At the pissoir it smells just like the kindergarten I went to. We had guinea pigs. This kind of realisation hits quite hard – a mix of the smell of those vitamin rocks attached to the cage, straw, saw dust and pee. After this many years.. that was how I remembered my childhood?
Back to the sweat lodge. It was turned down to 6, thankfully, as opposed to before the break where the temperature was at 11.
Johnny Hefty’s round 2 was a phrasebook for all the people from Copenhagen that were present. It would help them understand his city of Aalborg, he assured. For it was nothing like what they had ever seen, he promised. And well, neither was his poem. Even for me as a “native” born Jutland guy, there were a lot of slang phrases that went over my head. They were met with wild cheer, however, by the table with his closest friends and family.
Jesper’s final round was up! If he could just keep up the cadence from his first round! His trembling had subsided slightly, but his tempo was still higher than normal readings – don’t screw it up!

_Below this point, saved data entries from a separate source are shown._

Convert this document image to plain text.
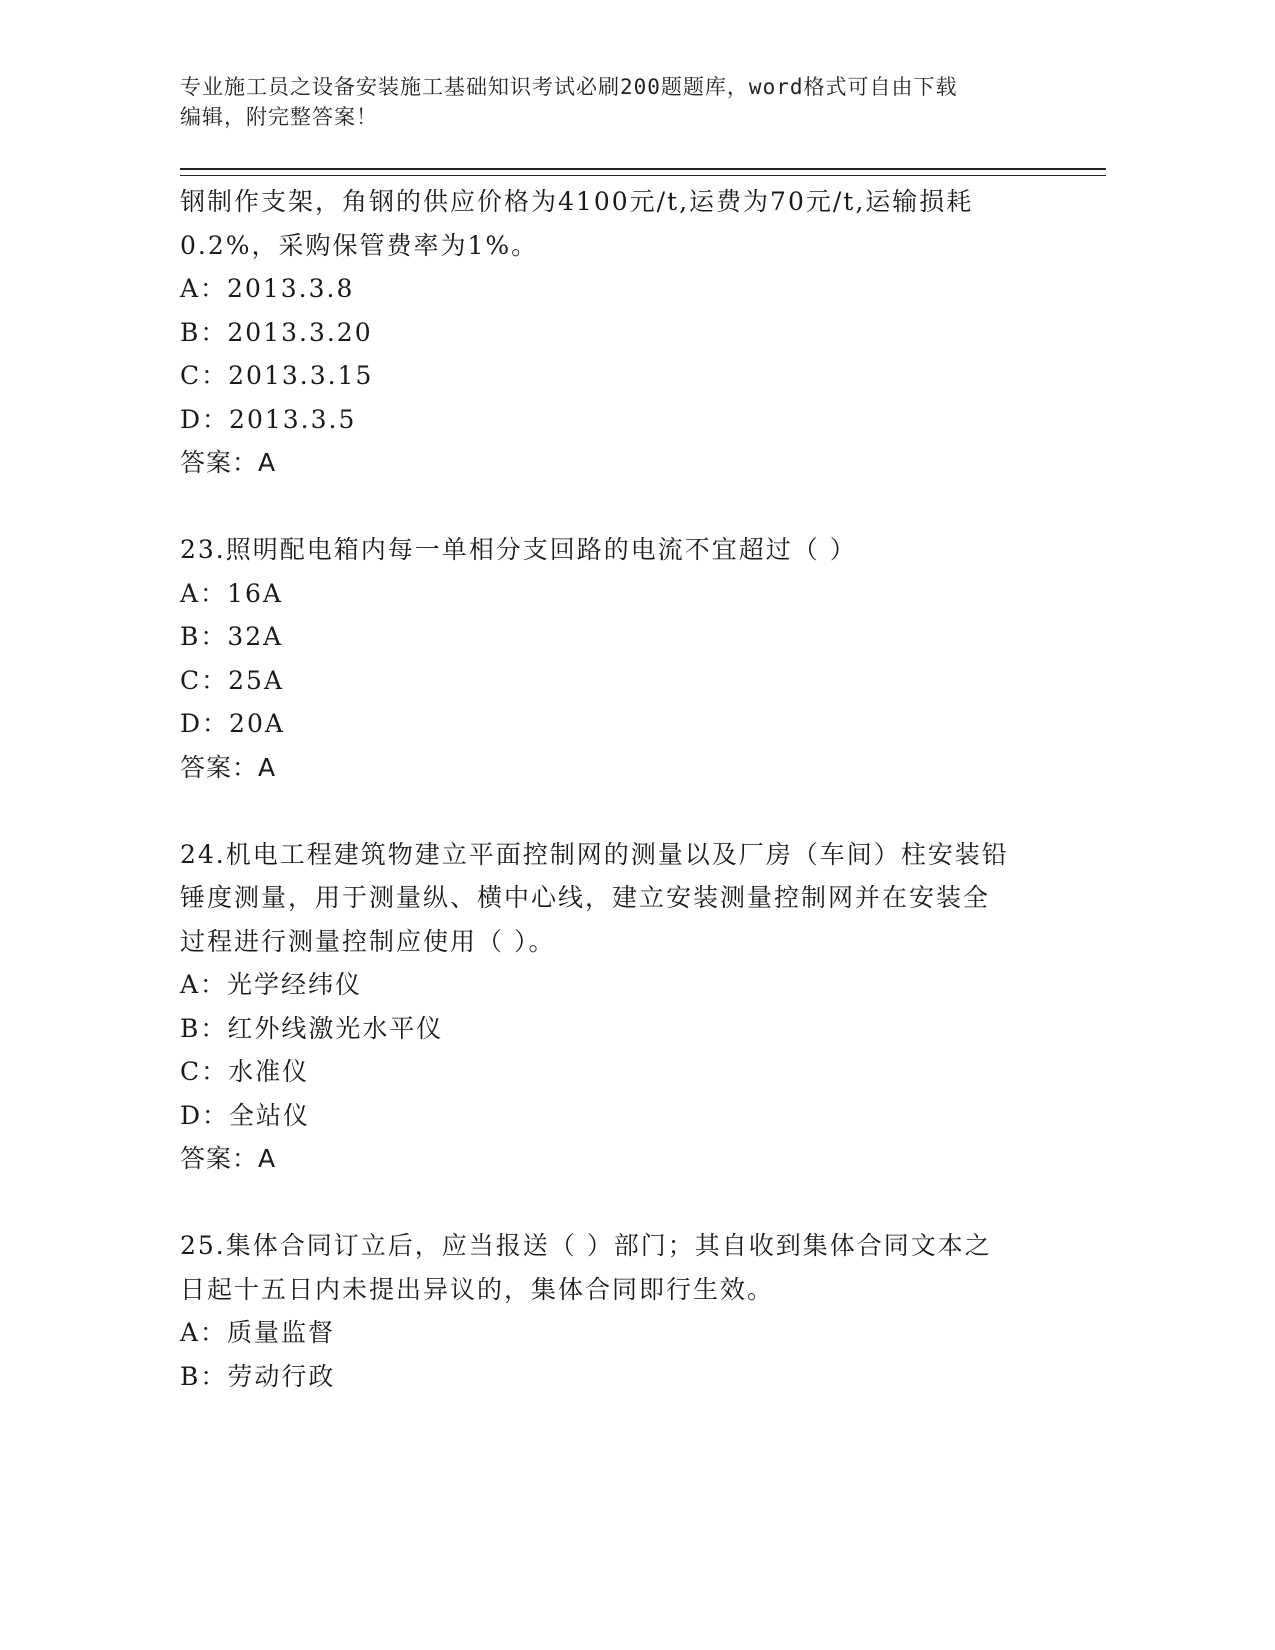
专业施工员之设备安装施工基础知识考试必刷200题题库，word格式可自由下载
编辑，附完整答案！
钢制作支架，角钢的供应价格为4100元/t,运费为70元/t,运输损耗
0.2%，采购保管费率为1%。
A：2013.3.8
B：2013.3.20
C：2013.3.15
D：2013.3.5
答案：A
23.照明配电箱内每一单相分支回路的电流不宜超过（ ）
A：16A
B：32A
C：25A
D：20A
答案：A
24.机电工程建筑物建立平面控制网的测量以及厂房（车间）柱安装铅
锤度测量，用于测量纵、横中心线，建立安装测量控制网并在安装全
过程进行测量控制应使用（ ）。
A：光学经纬仪
B：红外线激光水平仪
C：水准仪
D：全站仪
答案：A
25.集体合同订立后，应当报送（ ）部门；其自收到集体合同文本之
日起十五日内未提出异议的，集体合同即行生效。
A：质量监督
B：劳动行政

He didn’t. He nailed it, as he lay flat on the ground and moaned:
“I.. aam.. soo.. tiired! There is a donkey on television. Carrying another guy so that he can rest. Why.. does.. it.. bother? I.. aam.. soo.. tiired!”
The table behind me was flat with laughter. I turned to see the enthusiastic fans. There sat 4 elderly people, faces red with laughter and smiles. No doubt this was as close to something they could relate to all evening. Again, top scores from all the judges. Surely, Jesper was in the running for top 2.
Skipping a few poems in my summary, it was now time to add up the points and find a winner. For the short intermission, Johnny Hefty came back on stage and read aloud his poem on the bottle that the event was meant to celebrate.
“Aquavit is a drink for the God’s, and with divine powers come great responsibility… drink responsible! Peace in the universe!”
He cheered before he was pulled off stage. It was now time.
Jesper had won! And the food that followed was a-mazing. Danish open sandwiches, rye bread with herring, pork roast and other delicious foods. In no way does that meagre description do justice to those divine sandwiches. Mhhm mhm, what a great way to end a fine 2 hour afternoon.